The next big project to make a rail future for Britain could be a rail freight tunnel under the North Sea from eastern England to the Netherlands.

The controversial idea was mooted tonight (25 September 2014) by Professor Andrew McNaughton, chief engineer of High Speed Two.

He challenged British engineers to come up with something such as an immersed tube tunnel which would allow the Birmingham region to be linked to the Netherlands where a new freight railway, the Betuweroute, opened in 2007 from Rotterdam into Germany.

The new British rail freight link could transform the “heart of the country”, embracing Birmingham and the West Midlands, Leeds, Manchester, Liverpool, Sheffield, Nottingham and Derby.

With high speed rail, these cities could become a single mega city, linked together as London is linked by the London Underground.

England could have two world metropolises. Economic prosperity could be brought to the Midlands and the North to counter-balance London and the South East.

Professor McNaughton told the Institute of Engineering and Technology in London, that 93% of freight currently goes by road, but long-haul freight should be going by rail. One freight train an hour is worth 300,000 lorry trips a year.
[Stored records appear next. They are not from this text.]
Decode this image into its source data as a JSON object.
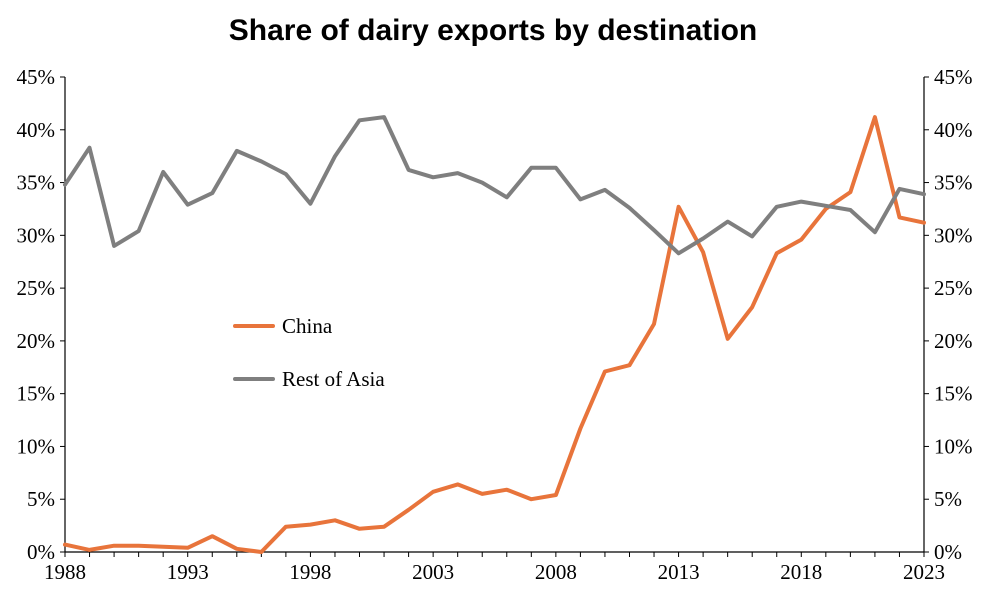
{
  "chart_data": {
    "type": "line",
    "title": "Share of dairy exports by destination",
    "xlabel": "",
    "ylabel": "",
    "x": [
      1988,
      1989,
      1990,
      1991,
      1992,
      1993,
      1994,
      1995,
      1996,
      1997,
      1998,
      1999,
      2000,
      2001,
      2002,
      2003,
      2004,
      2005,
      2006,
      2007,
      2008,
      2009,
      2010,
      2011,
      2012,
      2013,
      2014,
      2015,
      2016,
      2017,
      2018,
      2019,
      2020,
      2021,
      2022,
      2023
    ],
    "x_ticks": [
      "1988",
      "1993",
      "1998",
      "2003",
      "2008",
      "2013",
      "2018",
      "2023"
    ],
    "x_tick_values": [
      1988,
      1993,
      1998,
      2003,
      2008,
      2013,
      2018,
      2023
    ],
    "xlim": [
      1988,
      2023
    ],
    "ylim": [
      0,
      45
    ],
    "y_ticks": [
      "0%",
      "5%",
      "10%",
      "15%",
      "20%",
      "25%",
      "30%",
      "35%",
      "40%",
      "45%"
    ],
    "y_tick_values": [
      0,
      5,
      10,
      15,
      20,
      25,
      30,
      35,
      40,
      45
    ],
    "grid": false,
    "legend_position": "inside-left-middle",
    "series": [
      {
        "name": "China",
        "color": "#E8743B",
        "values": [
          0.7,
          0.2,
          0.6,
          0.6,
          0.5,
          0.4,
          1.5,
          0.3,
          0.0,
          2.4,
          2.6,
          3.0,
          2.2,
          2.4,
          4.0,
          5.7,
          6.4,
          5.5,
          5.9,
          5.0,
          5.4,
          11.7,
          17.1,
          17.7,
          21.6,
          32.7,
          28.4,
          20.2,
          23.2,
          28.3,
          29.6,
          32.5,
          34.1,
          41.2,
          31.7,
          31.2
        ]
      },
      {
        "name": "Rest of Asia",
        "color": "#7F7F7F",
        "values": [
          34.8,
          38.3,
          29.0,
          30.4,
          36.0,
          32.9,
          34.0,
          38.0,
          37.0,
          35.8,
          33.0,
          37.5,
          40.9,
          41.2,
          36.2,
          35.5,
          35.9,
          35.0,
          33.6,
          36.4,
          36.4,
          33.4,
          34.3,
          32.6,
          30.5,
          28.3,
          29.7,
          31.3,
          29.9,
          32.7,
          33.2,
          32.8,
          32.4,
          30.3,
          34.4,
          33.9
        ]
      }
    ]
  }
}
It is possible to replace three million lorry journeys a year by a single railway, dedicated to freight, using expensive energy more efficiently.

A properly designed railway has more than twice the capacity of a motorway while using half the space, which is important because Britain is the most densely populated country in western Europe.

In the 20th century, it was fashionable to rip up railways to make way for roads. Now it is sensible and feasible to take over the fast lane of an existing motorway for rail. The Euro freight link could use one carriageway of the A14 dual carriageway road from the Midlands to the east coast ports.